UPDATE 10:45 a.m.
California Attorney General Rob Bonta said state officials would be closely watching for price-gouging practices in the wake of the unfolding disaster, with eyes on everything from hotel rooms, rent, groceries, emergency supplies and charity requests.
“This is not who we are,” an emotional Bonta said during a Saturday morning press conference. “We should not be engaged in price-gouging. We are very serious about this,” he said, adding that the office is already seeing scammers trying to take advantage of the devastation.
He said people are already posing as contractors, insurance adjusters and government officials demanding up-front, place-holding payments that are not legitimate. Officials urged people to check licenses and credentials and avoid giving cash to people soliciting donations.
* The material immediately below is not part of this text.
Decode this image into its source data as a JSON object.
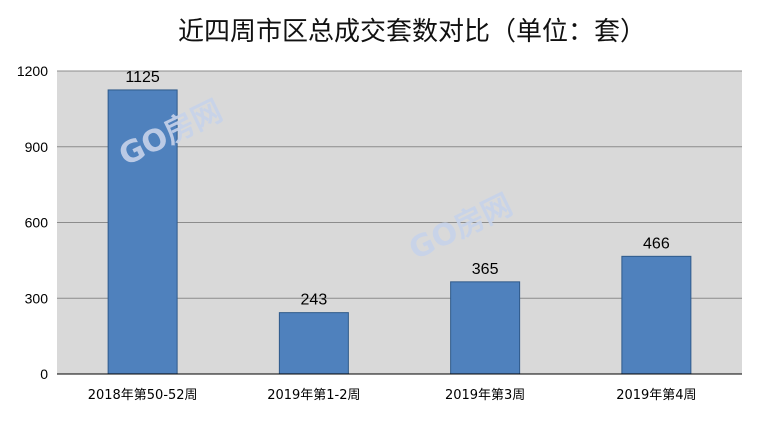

“Price gouging – it’s sick, it’s wrong, it’s illegal,” Bonta said. “So is looting. You will be held accountable.”
LOS ANGELES, CA – JANUARY 11: Helicopter aerial view of a firefighting Chinook making a water drop on the Palisades fire burning in Brentwood on Saturday, Jan. 11, 2025. (Myung J. Chun / Los Angeles Times via Getty Images)
PREVIOUSLY:
Residents of Brentwood, on the eastern flank of the Palisades fire, and Encino to the north were ordered to evacuate overnight even as firefighting crews began to gain a partial grip on containing the multiple blazes that have so far claimed 13 lives and more than 12,000 structures in the Los Angeles area.
As of Saturday morning, nearly 180,000 people were under evacuation orders in the fires that have wreaked unprecedented destruction in greater Los Angeles. Evacuation warnings had spread east of the north-south 405 Freeway, a critical corridor which so far had been a bulwark between the Palisades blaze – which has consumed 22,660 acres – and the interior neighborhoods of West L.A.
The latest mandatory order covers an area that has been slowly encroaching eastward, from Sunset Boulevard north to Encino Reservoir, and from the 405 west to Mandeville Canyon. The area includes the Getty Center museum, which says it has complied and left only emergency personnel behind.
Evacuation warnings were also issued overnight for areas to the east of the 405, north of West Sunset and south of Mulholland Drive. Conditions were expected to improve somewhat over the weekend, with diminishing winds and breezes – though 30-50 mph wind gusts in Santa Ana-prone areas were expected to continue, and are forecast to come up again later this week.
The Palisades Fire, which has left virtually the entire neighborhood in ruin, was 11% contained as of Saturday morning. The Eaton Fire, which has ravaged 14,117 acres near Altadena and parts of Pasadena, was 15% contained, fire officials said. The smaller Kenneth fire was nearly 80% contained.
Thirteen deaths were confirmed – up from 11 on Friday – and more than 12,000 structures were damaged or destroyed altogether.